Ô toi qui vainement fais ton Dieu du hasard !

Car, encore une fois, il n’y a aucun livre écrit depuis cent ans où l’on attribue quelque chose au hasard. Le grand système des matérialistes est la nécessité.

J’apporte à M.  Racine ce petit exemple entre plusieurs autres, ne doutant pas qu’un esprit comme le sien ne sente de quel prix est la justesse, et ne remédie à ces légers défauts partout où il les trouvera dans son livre.
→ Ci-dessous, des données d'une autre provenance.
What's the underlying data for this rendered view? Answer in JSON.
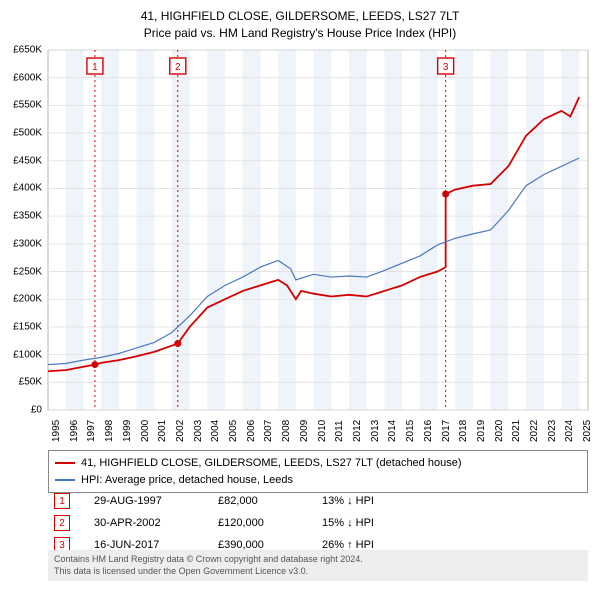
{
  "title_line1": "41, HIGHFIELD CLOSE, GILDERSOME, LEEDS, LS27 7LT",
  "title_line2": "Price paid vs. HM Land Registry's House Price Index (HPI)",
  "chart": {
    "type": "line",
    "background_color": "#ffffff",
    "grid_color": "#e0e0e0",
    "band_color": "#eef4fa",
    "xlim": [
      1995,
      2025.5
    ],
    "ylim": [
      0,
      650000
    ],
    "ytick_step": 50000,
    "yticks": [
      "£0",
      "£50K",
      "£100K",
      "£150K",
      "£200K",
      "£250K",
      "£300K",
      "£350K",
      "£400K",
      "£450K",
      "£500K",
      "£550K",
      "£600K",
      "£650K"
    ],
    "xticks": [
      "1995",
      "1996",
      "1997",
      "1998",
      "1999",
      "2000",
      "2001",
      "2002",
      "2003",
      "2004",
      "2005",
      "2006",
      "2007",
      "2008",
      "2009",
      "2010",
      "2011",
      "2012",
      "2013",
      "2014",
      "2015",
      "2016",
      "2017",
      "2018",
      "2019",
      "2020",
      "2021",
      "2022",
      "2023",
      "2024",
      "2025"
    ],
    "series": [
      {
        "name": "property",
        "label": "41, HIGHFIELD CLOSE, GILDERSOME, LEEDS, LS27 7LT (detached house)",
        "color": "#d40000",
        "line_width": 1.8,
        "points": [
          [
            1995,
            70000
          ],
          [
            1996,
            72000
          ],
          [
            1997,
            78000
          ],
          [
            1997.65,
            82000
          ],
          [
            1998,
            85000
          ],
          [
            1999,
            90000
          ],
          [
            2000,
            97000
          ],
          [
            2001,
            105000
          ],
          [
            2002.33,
            120000
          ],
          [
            2003,
            150000
          ],
          [
            2004,
            185000
          ],
          [
            2005,
            200000
          ],
          [
            2006,
            215000
          ],
          [
            2007,
            225000
          ],
          [
            2008,
            235000
          ],
          [
            2008.5,
            225000
          ],
          [
            2009,
            200000
          ],
          [
            2009.3,
            215000
          ],
          [
            2010,
            210000
          ],
          [
            2011,
            205000
          ],
          [
            2012,
            208000
          ],
          [
            2013,
            205000
          ],
          [
            2014,
            215000
          ],
          [
            2015,
            225000
          ],
          [
            2016,
            240000
          ],
          [
            2017,
            250000
          ],
          [
            2017.46,
            258000
          ],
          [
            2017.46,
            390000
          ],
          [
            2018,
            398000
          ],
          [
            2019,
            405000
          ],
          [
            2020,
            408000
          ],
          [
            2021,
            440000
          ],
          [
            2022,
            495000
          ],
          [
            2023,
            525000
          ],
          [
            2024,
            540000
          ],
          [
            2024.5,
            530000
          ],
          [
            2025,
            565000
          ]
        ],
        "markers": [
          {
            "x": 1997.65,
            "y": 82000
          },
          {
            "x": 2002.33,
            "y": 120000
          },
          {
            "x": 2017.46,
            "y": 390000
          }
        ]
      },
      {
        "name": "hpi",
        "label": "HPI: Average price, detached house, Leeds",
        "color": "#4a78c4",
        "line_width": 1.2,
        "points": [
          [
            1995,
            82000
          ],
          [
            1996,
            84000
          ],
          [
            1997,
            90000
          ],
          [
            1998,
            95000
          ],
          [
            1999,
            102000
          ],
          [
            2000,
            112000
          ],
          [
            2001,
            122000
          ],
          [
            2002,
            140000
          ],
          [
            2003,
            170000
          ],
          [
            2004,
            205000
          ],
          [
            2005,
            225000
          ],
          [
            2006,
            240000
          ],
          [
            2007,
            258000
          ],
          [
            2008,
            270000
          ],
          [
            2008.7,
            255000
          ],
          [
            2009,
            235000
          ],
          [
            2010,
            245000
          ],
          [
            2011,
            240000
          ],
          [
            2012,
            242000
          ],
          [
            2013,
            240000
          ],
          [
            2014,
            252000
          ],
          [
            2015,
            265000
          ],
          [
            2016,
            278000
          ],
          [
            2017,
            298000
          ],
          [
            2018,
            310000
          ],
          [
            2019,
            318000
          ],
          [
            2020,
            325000
          ],
          [
            2021,
            360000
          ],
          [
            2022,
            405000
          ],
          [
            2023,
            425000
          ],
          [
            2024,
            440000
          ],
          [
            2025,
            455000
          ]
        ]
      }
    ],
    "event_lines": [
      {
        "num": "1",
        "x": 1997.65,
        "color": "#d40000"
      },
      {
        "num": "2",
        "x": 2002.33,
        "color": "#d40000"
      },
      {
        "num": "3",
        "x": 2017.46,
        "color": "#d40000"
      }
    ]
  },
  "legend": {
    "items": [
      {
        "color": "#d40000",
        "label": "41, HIGHFIELD CLOSE, GILDERSOME, LEEDS, LS27 7LT (detached house)"
      },
      {
        "color": "#4a78c4",
        "label": "HPI: Average price, detached house, Leeds"
      }
    ]
  },
  "events_table": [
    {
      "num": "1",
      "color": "#d40000",
      "date": "29-AUG-1997",
      "price": "£82,000",
      "diff": "13% ↓ HPI"
    },
    {
      "num": "2",
      "color": "#d40000",
      "date": "30-APR-2002",
      "price": "£120,000",
      "diff": "15% ↓ HPI"
    },
    {
      "num": "3",
      "color": "#d40000",
      "date": "16-JUN-2017",
      "price": "£390,000",
      "diff": "26% ↑ HPI"
    }
  ],
  "footer_line1": "Contains HM Land Registry data © Crown copyright and database right 2024.",
  "footer_line2": "This data is licensed under the Open Government Licence v3.0."
}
Il néglige, dans son poëme sur notre religion, le grand fondement de cette religion même, qui est la nécessité d’un rédempteur ; et, au lieu de parler de cette nécessité, il apporte en preuve de la mission de Jésus-Christ je ne sais quel bruit, qui courut du temps de Vespasien, que l’empire romain serait à un homme qui viendrait de Judée : c’est exposer notre sainte religion au mépris des déistes dont la terre est couverte. Ils dédaignent nos bonnes raisons quand on leur en rapporte de si mauvaises ; la cause de notre Sauveur Jésus-Christ s’affaiblit par l’inattention du poëte.

C’est ainsi que nous avons vu depuis quelque temps le Mercure galant rempli d’étranges dissertations sur Jésus-Christ et les prophètes, par des hommes un peu incompétents, qui voulaient expliquer des prophéties que Grotius, Huet, Calmet, Hardouin, n’ont pu entendre. On a vu, avec une extrême douleur, les choses sacrées ainsi profanées et livrées à l’injuste dérision des esprits forts. Je conjure donc instamment M.  Racine d’employer de meilleures preuves avec l’éloquence dont il est capable. Je ne veux que la perfection de l’ouvrage, la gloire de l’auteur, le bien des lettres et du public.

Je prends la liberté de l’engager à faire encore de nouveaux efforts quand il lutte contre les anciens et les modernes dans ses descriptions. Par exemple, M.  de Voltaire, dans un de ses discours en vers[2], s’est ainsi expliqué :


Le sage Dufaï, parmi ces plants divers,
Végétaux rassemblés des bouts de l’univers,

  1. Chant Ier, 113.
  2. Quatrième Discours sur l’Homme, vers 23-30 ; voyez tome IX. La citation faite ici présente une transposition.